The living wage represents extremely bad economics. If companies are made to pay a higher nominal wage for their workers, they will pass the costs onto their consumers (and they will be happy to pay a higher nominal wage in the knowledge that they can pass these costs on and workers, with raised wages, will still be able to afford them). The living wage just sets a nominal wage level, but it does absolutely nothing for real wages (i,e, what goods or services people can buy with one unit of labour) - for this reason, there will be no increase in standard of living for the working class if the living wage was passed into law.

Bill23's picture

Excessive wages paid to the parasites in council offices, the police force, and quango's etc, has distorted the market, which affects us all.
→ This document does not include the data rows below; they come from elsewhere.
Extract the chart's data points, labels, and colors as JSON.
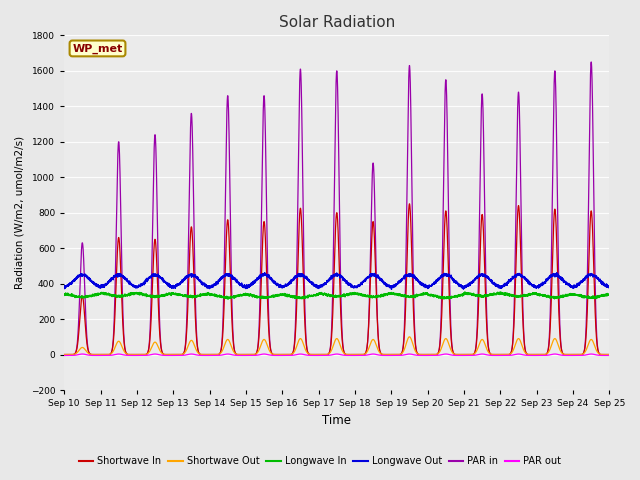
{
  "title": "Solar Radiation",
  "ylabel": "Radiation (W/m2, umol/m2/s)",
  "xlabel": "Time",
  "ylim": [
    -200,
    1800
  ],
  "yticks": [
    -200,
    0,
    200,
    400,
    600,
    800,
    1000,
    1200,
    1400,
    1600,
    1800
  ],
  "num_days": 15,
  "points_per_day": 288,
  "fig_bg": "#e8e8e8",
  "plot_bg": "#ebebeb",
  "colors": {
    "shortwave_in": "#cc0000",
    "shortwave_out": "#ffa500",
    "longwave_in": "#00bb00",
    "longwave_out": "#0000dd",
    "par_in": "#9900aa",
    "par_out": "#ff00ff"
  },
  "legend_labels": [
    "Shortwave In",
    "Shortwave Out",
    "Longwave In",
    "Longwave Out",
    "PAR in",
    "PAR out"
  ],
  "annotation_text": "WP_met",
  "annotation_bg": "#ffffcc",
  "annotation_border": "#aa8800",
  "sw_in_peaks": [
    330,
    660,
    650,
    720,
    760,
    750,
    825,
    800,
    750,
    850,
    810,
    790,
    840,
    820,
    810
  ],
  "sw_out_peaks": [
    40,
    75,
    70,
    80,
    85,
    85,
    90,
    90,
    85,
    100,
    90,
    85,
    90,
    90,
    85
  ],
  "par_in_peaks": [
    630,
    1200,
    1240,
    1360,
    1460,
    1460,
    1610,
    1600,
    1080,
    1630,
    1550,
    1470,
    1480,
    1600,
    1650
  ],
  "lw_in_base": 345,
  "lw_out_base": 375,
  "lw_out_amplitude": 75,
  "par_out_base": -5,
  "grid_color": "#ffffff",
  "grid_alpha": 0.9
}
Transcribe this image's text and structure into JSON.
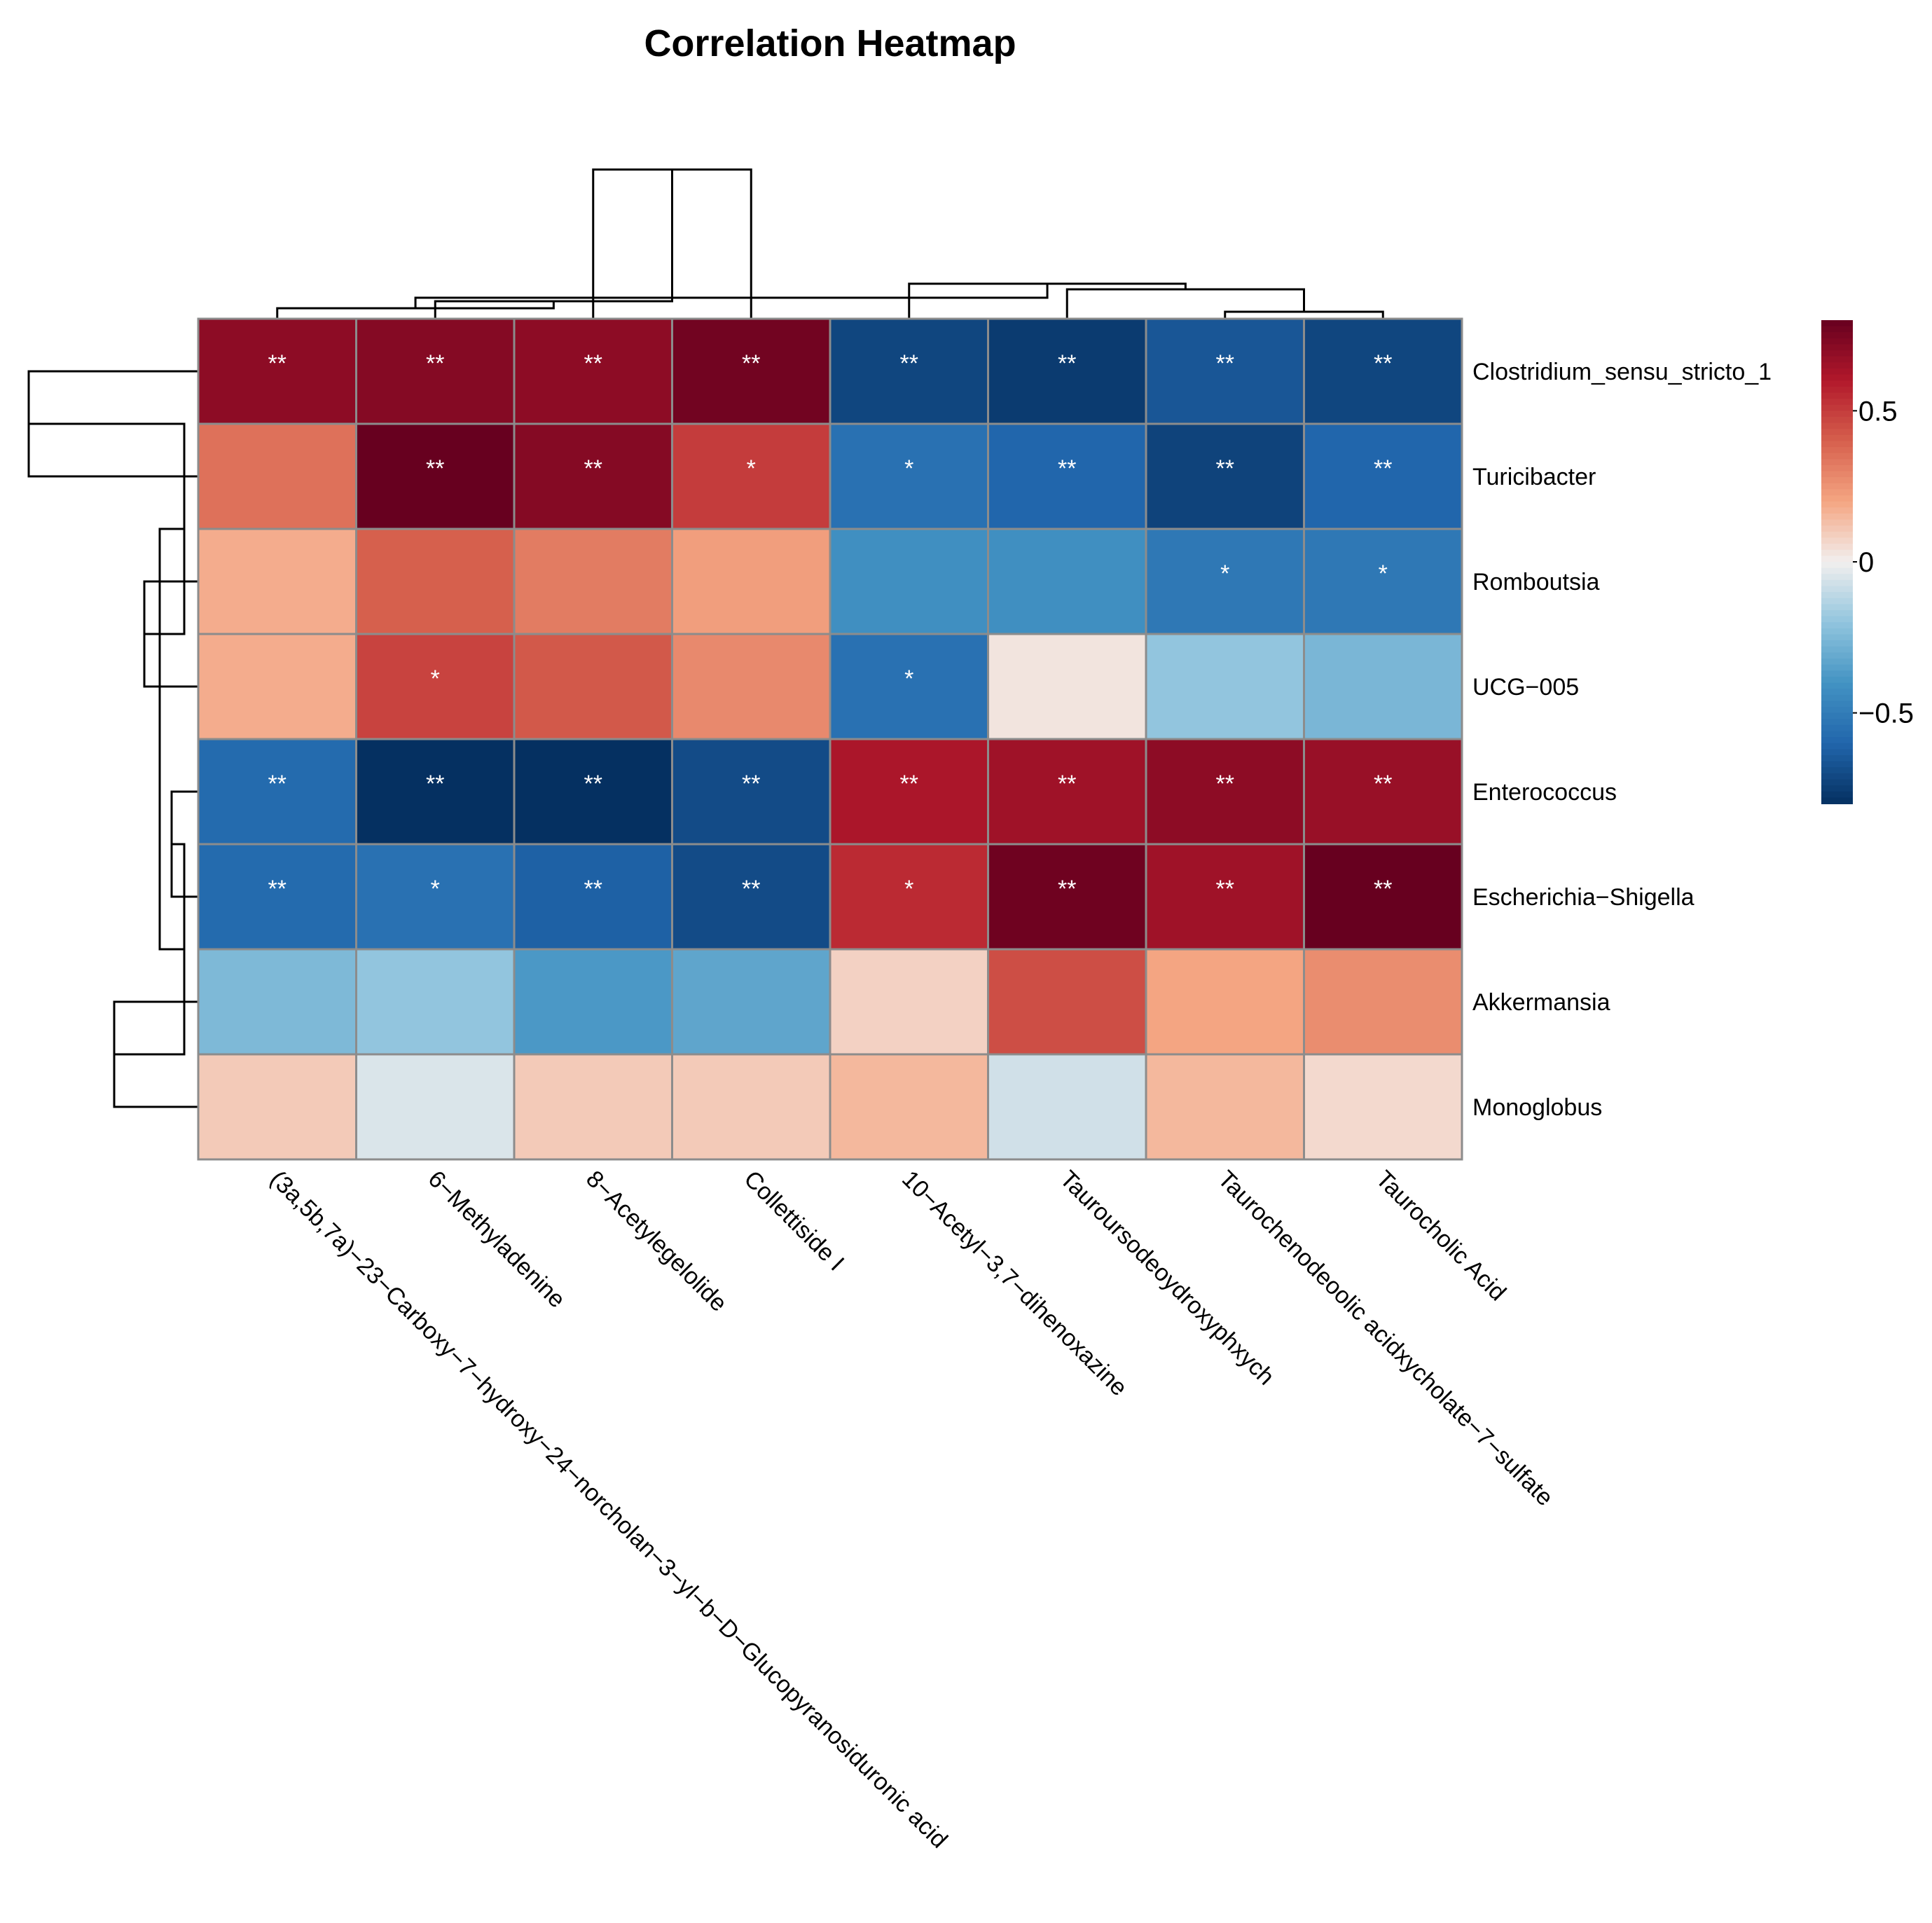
{
  "chart_data": {
    "type": "heatmap",
    "title": "Correlation Heatmap",
    "columns": [
      "(3a,5b,7a)−23−Carboxy−7−hydroxy−24−norcholan−3−yl−b−D−Glucopyranosiduronic acid",
      "6−Methyladenine",
      "8−Acetylegelolide",
      "Collettiside I",
      "10−Acetyl−3,7−dihenoxazine",
      "Tauroursodeoydroxyphxych",
      "Taurochenodeoolic acidxycholate−7−sulfate",
      "Taurocholic Acid"
    ],
    "rows": [
      "Clostridium_sensu_stricto_1",
      "Turicibacter",
      "Romboutsia",
      "UCG−005",
      "Enterococcus",
      "Escherichia−Shigella",
      "Akkermansia",
      "Monoglobus"
    ],
    "values": [
      [
        0.7,
        0.72,
        0.7,
        0.77,
        -0.72,
        -0.76,
        -0.66,
        -0.72
      ],
      [
        0.35,
        0.8,
        0.72,
        0.5,
        -0.55,
        -0.6,
        -0.73,
        -0.6
      ],
      [
        0.18,
        0.4,
        0.32,
        0.22,
        -0.42,
        -0.42,
        -0.52,
        -0.52
      ],
      [
        0.18,
        0.48,
        0.42,
        0.28,
        -0.55,
        0.03,
        -0.2,
        -0.26
      ],
      [
        -0.58,
        -0.83,
        -0.83,
        -0.7,
        0.62,
        0.65,
        0.7,
        0.67
      ],
      [
        -0.58,
        -0.55,
        -0.62,
        -0.7,
        0.55,
        0.78,
        0.65,
        0.82
      ],
      [
        -0.25,
        -0.2,
        -0.38,
        -0.33,
        0.08,
        0.45,
        0.2,
        0.27
      ],
      [
        0.1,
        -0.05,
        0.1,
        0.1,
        0.15,
        -0.07,
        0.15,
        0.06
      ]
    ],
    "significance": [
      [
        "**",
        "**",
        "**",
        "**",
        "**",
        "**",
        "**",
        "**"
      ],
      [
        "",
        "**",
        "**",
        "*",
        "*",
        "**",
        "**",
        "**"
      ],
      [
        "",
        "",
        "",
        "",
        "",
        "",
        "*",
        "*"
      ],
      [
        "",
        "*",
        "",
        "",
        "*",
        "",
        "",
        ""
      ],
      [
        "**",
        "**",
        "**",
        "**",
        "**",
        "**",
        "**",
        "**"
      ],
      [
        "**",
        "*",
        "**",
        "**",
        "*",
        "**",
        "**",
        "**"
      ],
      [
        "",
        "",
        "",
        "",
        "",
        "",
        "",
        ""
      ],
      [
        "",
        "",
        "",
        "",
        "",
        "",
        "",
        ""
      ]
    ],
    "colorbar": {
      "range": [
        -0.8,
        0.8
      ],
      "ticks": [
        0.5,
        0,
        -0.5
      ],
      "tick_labels": [
        "0.5",
        "0",
        "−0.5"
      ],
      "low_color": "#053061",
      "mid_color": "#f2efee",
      "high_color": "#67001f"
    },
    "column_dendrogram": "((c1,(c2,(c3,c4))),(c5,(c6,(c7,c8))))",
    "row_dendrogram": "(((r1,r2),(r3,r4)),((r5,r6),(r7,r8)))"
  }
}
Their favorite shop - which I wont name - has arranged things so that a 10% increase in quality results in a 100% increase in price.

David edwards's picture

About time we all need a raise if directers can give them selves a 49% raise why not the hard working.People are not just coping

Sampson's picture

UNISON, NUS and Labour Students have had some notable sucesses in last few weeks on getting English FE Colleges to raise their wage rates for the lowest paid staff. The campaign is built on a national pay and conditions framework agreement with the Association of Colleges. This might be a good example of how you fill the gap between local civic campaigning and national legislation: work with unions to try and make higher wages sustainable.